A recent study found that child's birth date may predict whether they will be treated for attention deficit hyperactivity disorder (ADHD). Researchers claim that younger children in classrooms were being misdiagnosed with ADHD because they were immature.
The Proportion Of Boys Receiving Medication Was Much Higher Than Girls
Researchers from researchers from Curtin University, Murdoch University and the University of WA followed a study of more than 311,000 Western Australia schoolchildren, and found that the youngest students in a classroom were about twice as likely to be on ADHD drugs than their older classmates, ABC News reported. Out of the study subjects, 5,937 received at least one government subsidised ADHD prescription in 2013. The proportion of boys getting medication (2.9 percent) was much higher compared to girls (0.8 percent).

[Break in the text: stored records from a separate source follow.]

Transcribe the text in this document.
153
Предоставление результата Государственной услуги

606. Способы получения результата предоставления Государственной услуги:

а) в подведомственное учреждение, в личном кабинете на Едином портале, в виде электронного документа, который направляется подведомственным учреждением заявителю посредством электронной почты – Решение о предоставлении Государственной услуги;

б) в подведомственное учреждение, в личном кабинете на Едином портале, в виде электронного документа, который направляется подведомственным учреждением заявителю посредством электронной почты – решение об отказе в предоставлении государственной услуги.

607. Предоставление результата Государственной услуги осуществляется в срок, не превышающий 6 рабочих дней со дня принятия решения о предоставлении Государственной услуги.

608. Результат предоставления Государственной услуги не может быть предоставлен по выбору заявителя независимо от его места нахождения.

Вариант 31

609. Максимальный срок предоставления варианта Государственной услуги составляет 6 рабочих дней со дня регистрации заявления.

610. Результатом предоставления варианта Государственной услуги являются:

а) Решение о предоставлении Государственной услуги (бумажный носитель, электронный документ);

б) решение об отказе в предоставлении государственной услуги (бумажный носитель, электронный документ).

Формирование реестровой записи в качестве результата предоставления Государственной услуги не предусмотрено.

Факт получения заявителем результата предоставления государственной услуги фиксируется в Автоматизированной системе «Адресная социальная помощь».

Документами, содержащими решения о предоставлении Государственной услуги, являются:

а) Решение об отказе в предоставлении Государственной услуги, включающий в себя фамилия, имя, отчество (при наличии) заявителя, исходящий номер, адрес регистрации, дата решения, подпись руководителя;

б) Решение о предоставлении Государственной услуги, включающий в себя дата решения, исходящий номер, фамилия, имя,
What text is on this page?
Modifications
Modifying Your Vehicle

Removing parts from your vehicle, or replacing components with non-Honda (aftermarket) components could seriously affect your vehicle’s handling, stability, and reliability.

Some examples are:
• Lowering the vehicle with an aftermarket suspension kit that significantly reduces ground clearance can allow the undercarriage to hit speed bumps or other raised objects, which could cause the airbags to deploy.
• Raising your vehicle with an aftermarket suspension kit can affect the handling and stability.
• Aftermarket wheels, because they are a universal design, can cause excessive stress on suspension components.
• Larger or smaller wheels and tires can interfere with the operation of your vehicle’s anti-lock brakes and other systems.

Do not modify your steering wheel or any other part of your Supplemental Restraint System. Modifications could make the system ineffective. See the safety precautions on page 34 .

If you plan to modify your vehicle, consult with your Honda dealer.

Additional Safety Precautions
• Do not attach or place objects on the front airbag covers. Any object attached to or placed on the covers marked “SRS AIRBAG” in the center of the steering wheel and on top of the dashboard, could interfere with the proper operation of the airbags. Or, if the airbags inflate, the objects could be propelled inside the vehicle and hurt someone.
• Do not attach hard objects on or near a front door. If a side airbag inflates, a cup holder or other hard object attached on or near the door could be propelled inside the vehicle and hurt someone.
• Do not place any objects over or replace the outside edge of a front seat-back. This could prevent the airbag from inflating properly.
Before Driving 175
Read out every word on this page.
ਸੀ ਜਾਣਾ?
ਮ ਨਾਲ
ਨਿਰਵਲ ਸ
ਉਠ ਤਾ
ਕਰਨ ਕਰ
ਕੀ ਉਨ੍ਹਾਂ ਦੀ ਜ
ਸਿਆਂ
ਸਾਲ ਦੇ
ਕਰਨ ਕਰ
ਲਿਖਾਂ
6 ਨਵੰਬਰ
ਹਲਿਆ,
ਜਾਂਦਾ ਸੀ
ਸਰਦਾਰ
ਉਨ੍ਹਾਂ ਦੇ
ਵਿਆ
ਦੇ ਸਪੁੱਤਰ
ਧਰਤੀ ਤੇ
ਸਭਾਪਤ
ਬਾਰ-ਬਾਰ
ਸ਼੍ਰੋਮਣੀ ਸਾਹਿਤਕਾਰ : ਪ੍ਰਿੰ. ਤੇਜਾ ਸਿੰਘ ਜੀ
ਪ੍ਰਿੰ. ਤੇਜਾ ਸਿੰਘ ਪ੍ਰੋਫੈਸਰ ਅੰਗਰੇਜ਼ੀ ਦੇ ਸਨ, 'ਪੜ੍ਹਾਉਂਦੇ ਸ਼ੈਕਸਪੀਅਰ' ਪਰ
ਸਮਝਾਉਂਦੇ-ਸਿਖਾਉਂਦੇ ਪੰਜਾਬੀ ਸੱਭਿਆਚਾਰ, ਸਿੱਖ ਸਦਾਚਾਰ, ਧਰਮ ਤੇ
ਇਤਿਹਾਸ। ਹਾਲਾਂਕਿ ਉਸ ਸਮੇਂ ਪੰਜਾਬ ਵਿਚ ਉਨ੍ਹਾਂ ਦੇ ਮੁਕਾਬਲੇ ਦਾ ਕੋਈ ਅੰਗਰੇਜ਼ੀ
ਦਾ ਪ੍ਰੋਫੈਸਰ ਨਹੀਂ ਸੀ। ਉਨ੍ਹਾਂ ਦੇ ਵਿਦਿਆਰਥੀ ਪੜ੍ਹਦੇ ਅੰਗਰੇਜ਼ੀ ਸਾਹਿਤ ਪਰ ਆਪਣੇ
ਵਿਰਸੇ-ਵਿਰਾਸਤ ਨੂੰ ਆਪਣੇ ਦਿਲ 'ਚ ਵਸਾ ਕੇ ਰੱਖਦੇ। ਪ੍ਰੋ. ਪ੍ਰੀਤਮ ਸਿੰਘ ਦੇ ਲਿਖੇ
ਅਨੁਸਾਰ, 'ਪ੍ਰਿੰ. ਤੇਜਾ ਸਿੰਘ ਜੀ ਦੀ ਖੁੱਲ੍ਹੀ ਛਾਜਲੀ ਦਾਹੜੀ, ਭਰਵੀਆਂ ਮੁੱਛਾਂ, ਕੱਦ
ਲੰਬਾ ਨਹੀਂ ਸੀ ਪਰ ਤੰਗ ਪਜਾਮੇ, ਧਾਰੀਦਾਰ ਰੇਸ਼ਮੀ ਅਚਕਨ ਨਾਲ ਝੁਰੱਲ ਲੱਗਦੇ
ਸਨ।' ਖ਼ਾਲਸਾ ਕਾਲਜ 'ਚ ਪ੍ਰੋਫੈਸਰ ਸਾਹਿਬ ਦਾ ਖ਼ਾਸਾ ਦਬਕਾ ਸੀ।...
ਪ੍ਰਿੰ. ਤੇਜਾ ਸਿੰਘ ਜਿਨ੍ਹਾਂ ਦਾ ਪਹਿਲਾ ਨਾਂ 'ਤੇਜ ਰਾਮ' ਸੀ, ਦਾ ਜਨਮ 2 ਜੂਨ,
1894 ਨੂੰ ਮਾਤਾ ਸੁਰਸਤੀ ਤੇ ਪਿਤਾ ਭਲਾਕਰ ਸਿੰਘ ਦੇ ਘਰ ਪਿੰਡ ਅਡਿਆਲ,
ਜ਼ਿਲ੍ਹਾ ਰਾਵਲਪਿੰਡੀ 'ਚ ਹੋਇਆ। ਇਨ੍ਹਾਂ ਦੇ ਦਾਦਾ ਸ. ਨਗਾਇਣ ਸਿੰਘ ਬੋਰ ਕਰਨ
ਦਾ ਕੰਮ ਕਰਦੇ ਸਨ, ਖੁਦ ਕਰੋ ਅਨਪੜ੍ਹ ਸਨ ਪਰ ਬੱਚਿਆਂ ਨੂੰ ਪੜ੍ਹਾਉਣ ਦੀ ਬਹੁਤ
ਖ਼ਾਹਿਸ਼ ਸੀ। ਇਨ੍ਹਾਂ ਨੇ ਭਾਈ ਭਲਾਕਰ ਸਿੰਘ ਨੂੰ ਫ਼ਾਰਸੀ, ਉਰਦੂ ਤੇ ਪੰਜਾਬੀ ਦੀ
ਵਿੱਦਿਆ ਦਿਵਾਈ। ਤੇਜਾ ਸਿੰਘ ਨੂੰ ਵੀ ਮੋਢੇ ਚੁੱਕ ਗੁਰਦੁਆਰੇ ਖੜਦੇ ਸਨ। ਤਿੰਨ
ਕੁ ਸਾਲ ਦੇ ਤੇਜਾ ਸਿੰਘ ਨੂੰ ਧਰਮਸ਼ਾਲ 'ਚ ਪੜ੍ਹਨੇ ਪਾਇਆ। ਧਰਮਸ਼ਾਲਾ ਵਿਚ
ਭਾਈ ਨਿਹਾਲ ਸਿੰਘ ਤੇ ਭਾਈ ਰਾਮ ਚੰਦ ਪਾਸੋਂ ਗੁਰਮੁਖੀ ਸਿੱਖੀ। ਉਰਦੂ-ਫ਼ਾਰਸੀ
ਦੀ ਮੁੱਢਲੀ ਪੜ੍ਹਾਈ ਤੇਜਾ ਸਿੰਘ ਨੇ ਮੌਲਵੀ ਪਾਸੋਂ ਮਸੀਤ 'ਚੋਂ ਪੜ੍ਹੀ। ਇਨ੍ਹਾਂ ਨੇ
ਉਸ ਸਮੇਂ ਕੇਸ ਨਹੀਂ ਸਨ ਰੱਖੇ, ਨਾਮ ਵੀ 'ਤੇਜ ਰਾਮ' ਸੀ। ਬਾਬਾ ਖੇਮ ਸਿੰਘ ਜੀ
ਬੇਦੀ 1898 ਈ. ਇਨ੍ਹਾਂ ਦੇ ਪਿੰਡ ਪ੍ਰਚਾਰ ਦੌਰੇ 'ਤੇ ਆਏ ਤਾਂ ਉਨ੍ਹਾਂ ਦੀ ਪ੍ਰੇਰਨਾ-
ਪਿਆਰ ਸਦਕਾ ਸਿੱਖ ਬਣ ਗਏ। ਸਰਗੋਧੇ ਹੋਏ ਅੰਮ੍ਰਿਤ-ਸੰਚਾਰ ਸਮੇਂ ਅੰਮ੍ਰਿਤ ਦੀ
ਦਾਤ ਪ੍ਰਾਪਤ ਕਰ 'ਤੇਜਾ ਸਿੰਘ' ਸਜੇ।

The study, which was published in Medical Journal of Australia, found that among 6- to 10-year old kids, those born in June - the last month of the recommended school-year intake - were about twice as likely to have received ADHD medication as those born in the first intake month (the previous July).
There is a smaller but still significant effect for kids aged 11 to 15 years. Similar patterns were found when comparing children born in the first three months, or July, August September, and the last three months or April, May, June, of the WA school year intake.
Research Suggests We Need To Throw Away The 'Meaningless Label' Of ADHD Altogether
According to The Sydney Morning Herald, International studies found similar results. In Canada, a population study of almost 1 million showed that boys who were the youngest in their class were 30 percent more likely to be diagnosed with the condition, and 41 percent more likely to be medicated.
Experts say that the problem is that, diagnostic criteria for ADHD were too vague. "To diagnose kids with ADHD we rely on subjective things like whether they're distracted easily, playing too loudly, fidgeting in their seat, disliking or avoiding homework, climbing excessively, and interrupting. Of course we're going to see problems with diagnostic reliability," lead researcher Dr Martin Whitely said.
Dr Whitely said that the "meaningless label" of ADHD should be thrown away altogether. "Sometimes they just need to grow up, sometimes it's trauma, bullying, eyesight, sleep deprivation, poor nutrition, inappropriate teaching styles, they're too bright and bored in class or they're struggling and disadvantaged," he added.